Context: Dozens of companies around the world are working on vaccines. Experts say the world will need more than one, because demand will outstrip the production capacity of any single manufacturer.

Official remarks: President Trump said he had been taking hydroxychloroquine, an antimalarial drug that experts have warned could cause dangerous heart rhythm abnormalities in coronavirus patients, as a preventive measure. He said he had no symptoms of Co-19.

If you have some time, this is worth itFinding joy in unexpected places

These are not, on the surface, joyful times. Not in the slightest. Which is why you deserve some relief. Our Styles desk asked 14 writers what was bringing them joy right now; their answers ranged from the mundane, like deleting mediocre photos, to big-picture joys like caring for others.

The joy of getting lost was on the writer Alex Williams’s mind. That means walks with no GPS and no destination in mind: “It’s you versus the maze that is life. It’s up to you to find your way out.”

Here’s what else is happening

Al Qaeda: U.S. investigators linked Al Qaeda to last year’s deadly shooting at a military base in Pensacola, Fla. They said the gunman, a Saudi cadet training there, communicated with a Qaeda operative who had encouraged the attacks.

Snapshot: Above, the stands at a spectator-free FC Seoul game in the South Korean capital on Sunday. Yes, those are sex dolls. The team, which had been trying to maintain a festive atmosphere with what it thought were ordinary mannequins, apologized.

What we’re reading: This Brain Pickings essay about “the extraordinary and enduring love between Emily Dickinson and Susan Gilbert, who ended up marrying her brother, Austin Dickinson.” Steven Erlanger, our chief diplomatic correspondent in Europe, says it “is beautifully told and helps the lockdown.”

Now, a break from the news

Cook: This buttery caper sauce will lift asparagus or any other vegetable. Or try it with scrambled eggs, or even on its own as a side dish.

And now for the Back Story on …The honorific ‘Mrs.’

What does marriage mean for a woman’s identity? What does it mean for her name? Those questions are at the center of The Mrs. Files, a new project from The Times.

The Mrs. Files looks at what it means, and what it has meant, for a woman to be identified by her partner’s last name — regardless of her accomplishments. Tell me what your name has meant to your career.

Sarah: I take names very seriously. When I meet someone, it’s always important to me that I check with them about what they would like to be called. So much of who we are is what we get called by in the world, so defining what we would like to be called is this moment of potential agency. That agency is taken away when the world calls us something we don’t want to be called.

Denice: Growing up, I lived most of my adolescence solely with my mother, who’s Puerto Rican. My father is Jewish. A lot of children of multicultural families have hyphenated names but I don’t, and it’s not lost on me that I have my father’s last name solely because of a patriarchal idea. So much about writing is pointing at the world and pointing at yourself and finding language for what someone else has named.

When you were a child, did you dream of a traditional wedding?
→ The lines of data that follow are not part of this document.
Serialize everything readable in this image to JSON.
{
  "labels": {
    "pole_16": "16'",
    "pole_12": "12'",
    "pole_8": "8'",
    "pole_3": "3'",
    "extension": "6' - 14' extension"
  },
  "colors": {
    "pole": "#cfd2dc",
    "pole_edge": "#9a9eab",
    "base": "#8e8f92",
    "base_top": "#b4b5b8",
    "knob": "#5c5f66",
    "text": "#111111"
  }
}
Denice: I was very invested in a traditional wedding. My parents split up when I was very young. So I’d never seen a happy marriage and, with no model or example, I had to create one, so I pulled from pop culture. As I got older and stepped into my sexuality, I had to unpack that. I was trying to conform to an expectation instead of living a life that was in my own handwriting.

Helen: I started thinking recently about who weddings are for. I always assumed that if I got married it would just be for me and for my partner. But then you start thinking about relatives and it becomes a difficult negotiation between the public and the private.